Lubię, kiedy z przyjemnością rozpoczynam wędrówkę po kryminalnym świecie kryjącym w sobie wiele tajemnic, a i również to, że próbuje, odgadnąć kto odpowiada za dokonanie dwóch makabrycznych zbrodni, które na pierwszy rzut oka nie prezentują się, za dobrze w świetle tego, jak przebiegało wcześniejsze życie, zanim nie utracono go.
Byłam zainteresowana tym, co tym razem dobrze mi znany autor zaprezentuje i czy będę mogła wyciągnąć odpowiednie wnioski po zapoznaniu się z losami głównych bohaterów i który z nich zrobił na mnie największe wrażenie zarówno pozytywne, jak i negatywne.
Akcja kryminału ''Nielat'' toczy się w odstępstwach czasowych: końcówka lat dziewięćdziesiątych.
Obserwowałam uważnie, z jaką ogromną aktywnością do pracy podchodzą komisarz oraz aspiranci, którzy mają w sobie dużo sympatyczności, ciepła, cierpliwości za to ich podziwiam. Analizują krok po kroku, jakie są postępy w obu śledztwach wyglądające nieciekawie, a każdy dzień pracy nad nimi jest na wagę złota, aby dowiedzieć się, kto potrafi być na tyle złośliwy i dokonać czynów zbrodniczych dającym mu satysfakcję tego, czego wykonał i cieszył się z niej, że śmierć była najlepszym rozwiązaniem do pokonania przeszłości niosącej ze sobą ból i cierpienie.

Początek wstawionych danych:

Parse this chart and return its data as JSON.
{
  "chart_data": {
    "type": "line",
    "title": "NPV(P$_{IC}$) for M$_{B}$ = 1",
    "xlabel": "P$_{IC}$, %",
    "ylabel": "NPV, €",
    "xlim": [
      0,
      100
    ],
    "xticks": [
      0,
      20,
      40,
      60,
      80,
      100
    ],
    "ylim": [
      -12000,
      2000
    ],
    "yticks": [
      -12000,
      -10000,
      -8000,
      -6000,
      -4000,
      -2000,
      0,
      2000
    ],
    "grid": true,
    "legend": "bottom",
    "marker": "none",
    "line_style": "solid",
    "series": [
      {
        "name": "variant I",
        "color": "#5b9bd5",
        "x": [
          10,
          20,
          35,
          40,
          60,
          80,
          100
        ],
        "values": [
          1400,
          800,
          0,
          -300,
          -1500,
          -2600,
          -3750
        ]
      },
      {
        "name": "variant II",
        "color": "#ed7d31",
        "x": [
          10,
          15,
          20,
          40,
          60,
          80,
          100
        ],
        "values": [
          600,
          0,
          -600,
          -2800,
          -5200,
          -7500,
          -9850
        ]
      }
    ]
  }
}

Nie zdajemy sobie tak naprawdę z tego sprawy, jakie życie młodych ludzi bywa trudne, co oni czują, kiedy nie mogą opowiedzieć o swoich problemach, gdy czują niemoc w momencie pozostawienia samemu sobie, radzenia bez możliwości pomocy, ponieważ rodzice nie są zainteresowani ich losem, bo liczy się chęć życia zaspokojenia go inaczej i według własnych potrzeb.

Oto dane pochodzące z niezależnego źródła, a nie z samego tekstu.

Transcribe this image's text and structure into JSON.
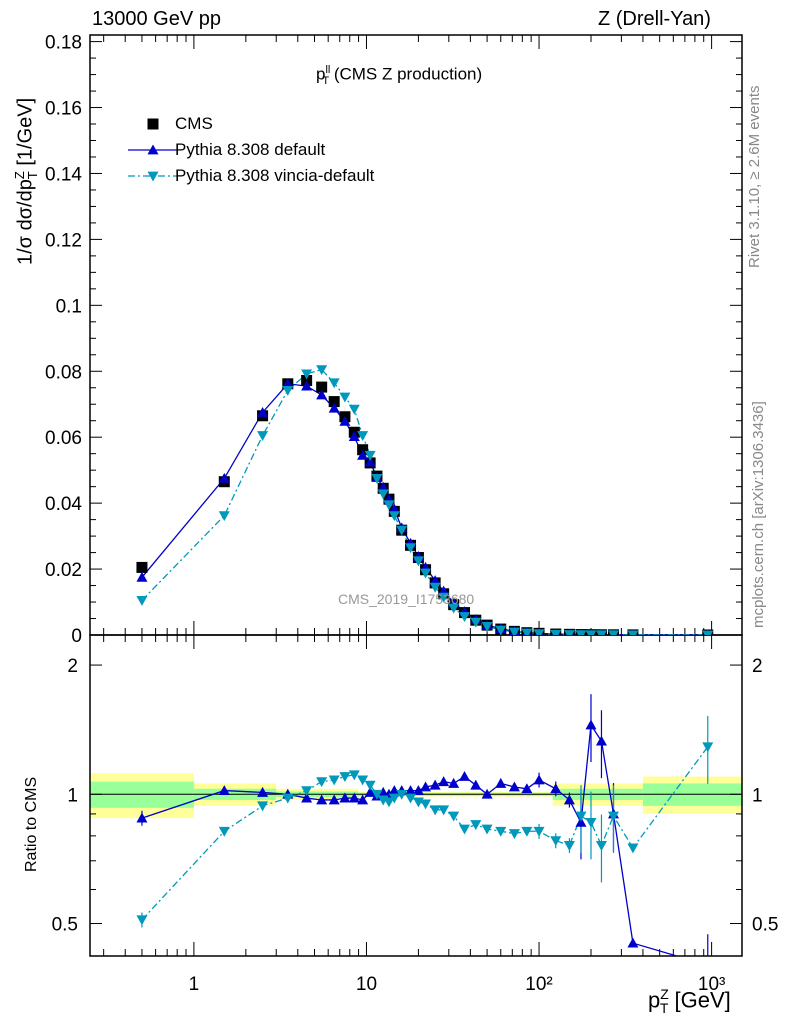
{
  "header": {
    "left": "13000 GeV pp",
    "right": "Z (Drell-Yan)"
  },
  "side_labels": {
    "rivet": "Rivet 3.1.10, ≥ 2.6M events",
    "mcplots": "mcplots.cern.ch [arXiv:1306.3436]"
  },
  "plot_title": "(CMS Z production)",
  "plot_title_symbol": "p",
  "plot_title_sup": "ll",
  "plot_title_sub": "T",
  "watermark": "CMS_2019_I1753680",
  "y_axis_label": "1/σ dσ/dp",
  "y_axis_label_sup": "Z",
  "y_axis_label_sub": "T",
  "y_axis_label_unit": "[1/GeV]",
  "ratio_axis_label": "Ratio to CMS",
  "x_axis_label": "[GeV]",
  "x_axis_symbol": "p",
  "x_axis_sup": "Z",
  "x_axis_sub": "T",
  "legend": [
    {
      "label": "CMS",
      "color": "#000000",
      "marker": "square"
    },
    {
      "label": "Pythia 8.308 default",
      "color": "#0000cc",
      "marker": "triangle-up"
    },
    {
      "label": "Pythia 8.308 vincia-default",
      "color": "#0099bb",
      "marker": "triangle-down"
    }
  ],
  "colors": {
    "data": "#000000",
    "default": "#0000cc",
    "vincia": "#0099bb",
    "band_inner": "#99ff99",
    "band_outer": "#ffff99"
  },
  "chart_data": {
    "type": "scatter",
    "x_scale": "log",
    "xlim": [
      0.25,
      1500
    ],
    "ylim": [
      0,
      0.182
    ],
    "ratio_ylim": [
      0.42,
      2.35
    ],
    "ratio_scale": "log",
    "y_ticks": [
      "0",
      "0.02",
      "0.04",
      "0.06",
      "0.08",
      "0.1",
      "0.12",
      "0.14",
      "0.16",
      "0.18"
    ],
    "ratio_ticks": [
      "0.5",
      "1",
      "2"
    ],
    "x_ticks": [
      "1",
      "10",
      "10²",
      "10³"
    ],
    "x": [
      0.5,
      1.5,
      2.5,
      3.5,
      4.5,
      5.5,
      6.5,
      7.5,
      8.5,
      9.5,
      10.5,
      11.5,
      12.5,
      13.5,
      14.5,
      16,
      18,
      20,
      22,
      25,
      28,
      32,
      37,
      43,
      50,
      60,
      72,
      85,
      100,
      125,
      150,
      175,
      200,
      230,
      270,
      350,
      950
    ],
    "series": [
      {
        "name": "CMS",
        "values": [
          0.0205,
          0.0465,
          0.0665,
          0.0762,
          0.0772,
          0.0752,
          0.0708,
          0.0662,
          0.0615,
          0.0562,
          0.0522,
          0.0482,
          0.0445,
          0.0412,
          0.0375,
          0.0318,
          0.0272,
          0.0235,
          0.0198,
          0.0158,
          0.0125,
          0.0092,
          0.0068,
          0.0045,
          0.003,
          0.0018,
          0.0011,
          0.0007,
          0.0005,
          0.0003,
          0.0002,
          0.00014,
          0.0001,
          8e-05,
          6e-05,
          4e-05,
          1e-05
        ]
      },
      {
        "name": "Pythia 8.308 default",
        "values": [
          0.0175,
          0.0475,
          0.0675,
          0.0762,
          0.0755,
          0.0728,
          0.0688,
          0.0648,
          0.0602,
          0.0545,
          0.0525,
          0.0478,
          0.0448,
          0.0412,
          0.0382,
          0.0325,
          0.0278,
          0.0238,
          0.0205,
          0.0165,
          0.0133,
          0.0098,
          0.0071,
          0.0047,
          0.003,
          0.0019,
          0.0011,
          0.0007,
          0.0005,
          0.0003,
          0.0002,
          0.00014,
          0.0001,
          8e-05,
          6e-05,
          4e-05,
          1e-05
        ],
        "ratio": [
          0.88,
          1.02,
          1.01,
          1.0,
          0.98,
          0.97,
          0.97,
          0.98,
          0.98,
          0.97,
          1.01,
          0.99,
          1.01,
          1.0,
          1.02,
          1.02,
          1.02,
          1.02,
          1.04,
          1.05,
          1.07,
          1.06,
          1.1,
          1.05,
          1.0,
          1.06,
          1.04,
          1.03,
          1.08,
          1.03,
          0.97,
          0.86,
          1.45,
          1.33,
          0.9,
          0.45,
          0.4
        ]
      },
      {
        "name": "Pythia 8.308 vincia-default",
        "values": [
          0.0105,
          0.0362,
          0.0605,
          0.0742,
          0.0792,
          0.0805,
          0.0765,
          0.0722,
          0.0685,
          0.0605,
          0.0545,
          0.0475,
          0.0428,
          0.0395,
          0.0362,
          0.0318,
          0.0265,
          0.0225,
          0.0188,
          0.0145,
          0.0115,
          0.0082,
          0.0056,
          0.0039,
          0.0026,
          0.0015,
          0.0009,
          0.0006,
          0.0004,
          0.00023,
          0.00015,
          0.0001,
          8e-05,
          6e-05,
          5e-05,
          4e-05,
          1e-05
        ],
        "ratio": [
          0.51,
          0.82,
          0.94,
          0.98,
          1.02,
          1.07,
          1.08,
          1.1,
          1.11,
          1.08,
          1.05,
          1.0,
          0.97,
          0.96,
          0.98,
          1.0,
          0.98,
          0.96,
          0.95,
          0.92,
          0.92,
          0.89,
          0.83,
          0.85,
          0.83,
          0.82,
          0.81,
          0.82,
          0.82,
          0.78,
          0.76,
          0.89,
          0.86,
          0.76,
          0.89,
          0.75,
          1.29
        ]
      }
    ]
  }
}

Gdy się czyta, ten kryminał to pojawia się refleksja nad tym, że jest tak wiele młodych ludzi potrzebujących rozmowy, wsparcia. Nie każdy ma w sobie na tyle odwagi, aby pomóc im i zapytać się, czy nie potrzebują czegoś?
Czasem wystarczy jeden drobny mały gest, jaki uczyniły osoby nieznające Michała, ale on zapamiętał je i zachował w swojej pamięci.
Kryminał składa się z trzynastu rozdziałów.
Nie zabraknie w nim skonstruowanych niebezpiecznych scen, w których bohaterowie odsłonią prawdziwe ja. Z czasem pojawi się poczucie humoru mogące wnieść nadzieję, że znajdzie się rozwiązanie do zagadki, które nie zawsze może być takie, jakie byśmy oczekiwalibyśmy.
Uważam, że Piotr Kościelny opisał w tym kryminale to wszystko, co dla niego jest bardzo zauważalne, gdy inni boją się ujawnić to, ponieważ nikt nie lubi wtrącania się do tego, co jest z reguły niewidoczne dla nich.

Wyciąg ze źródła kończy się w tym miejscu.